Overcoming challenges
From a software point of view, it has proved challenging to get the AI model working optimally within the project’s six-month time frame. “The aim of the AGIC is to encourage the use of artificial intelligence (AI), but the period is almost too short to achieve any significant results,” comments JinHyung. “AI algorithms have to be ‘trained’ based on real data to benefit from machine learning. We’re still fine-tuning our algorithm, and it’s getting better all the time, but we now only have a couple of months left until the challenge ends in June.”
Another challenge according to Suh is a physical one – but not because of the remoteness of the greenhouse: “Most of us are based in South Korea but not all in the same city, which can make it difficult to get the whole team together for meetings. Besides that, the AGIC is a side project for everyone, of course, alongside their ‘real’ jobs. That’s probably also the reason why we don’t have much contact with other teams – not because we don’t want to learn from one another, but simply because we’re all too busy!”

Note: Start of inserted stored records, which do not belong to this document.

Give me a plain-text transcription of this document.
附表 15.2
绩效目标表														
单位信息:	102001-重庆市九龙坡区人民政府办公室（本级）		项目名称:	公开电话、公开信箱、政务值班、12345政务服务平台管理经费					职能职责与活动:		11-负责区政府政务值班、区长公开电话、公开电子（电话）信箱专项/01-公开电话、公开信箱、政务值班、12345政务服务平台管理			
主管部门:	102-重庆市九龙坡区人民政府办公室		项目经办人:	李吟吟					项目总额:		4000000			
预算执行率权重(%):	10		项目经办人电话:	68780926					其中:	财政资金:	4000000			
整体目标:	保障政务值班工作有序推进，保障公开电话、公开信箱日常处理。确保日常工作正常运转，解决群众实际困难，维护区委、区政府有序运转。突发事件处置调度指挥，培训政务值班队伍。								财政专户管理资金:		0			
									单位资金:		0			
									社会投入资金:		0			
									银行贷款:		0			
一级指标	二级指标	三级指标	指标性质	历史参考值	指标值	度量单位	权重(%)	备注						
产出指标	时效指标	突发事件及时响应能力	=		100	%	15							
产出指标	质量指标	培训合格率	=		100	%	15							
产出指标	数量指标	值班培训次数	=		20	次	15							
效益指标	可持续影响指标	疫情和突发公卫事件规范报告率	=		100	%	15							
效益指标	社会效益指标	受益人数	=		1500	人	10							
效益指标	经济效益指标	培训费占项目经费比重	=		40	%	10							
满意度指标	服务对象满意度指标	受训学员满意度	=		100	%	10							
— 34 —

A step closer to the autonomous greenhouse
Although Team Digilog is currently not on track to win, as one of the only newcomers to the challenge this year the team’s results are certainly impressive. Hyeran: “We’ve already harvested a lot of tomatoes in our given circumstances, although we’re not allowed to reveal the exact amount until the end of the challenge. Also the brix value of our last harvest was pretty high and we’re very happy with that!”. Moreover, these three team members all regard the AGIC as an important step closer to the autonomous greenhouse. “To leverage the existing IT expertise in South Korea for the agricultural domain, I’m keen to create awareness that AI can be used for high-tech growing. Organising a challenge of this kind in Asia would be a good way to do that, so participating in the AGIC has given me useful experience,” comments Suh. “This challenge has given me a first taste of how AI can actually be applied in autonomous cultivation systems, and I’m looking forward to helping our company to further develop this,” says Hyeran. JinHyung agrees: “I regard the AGIC as just an appetiser for us. It has been a really good opportunity for us to combine data-driven production methods with real growing and to test how everything works in practice. This will help us all to pursue the ultimate aim: finding ways of applying the latest data management and analysis techniques to help growers become more efficient and hence more sustainable,” he concludes.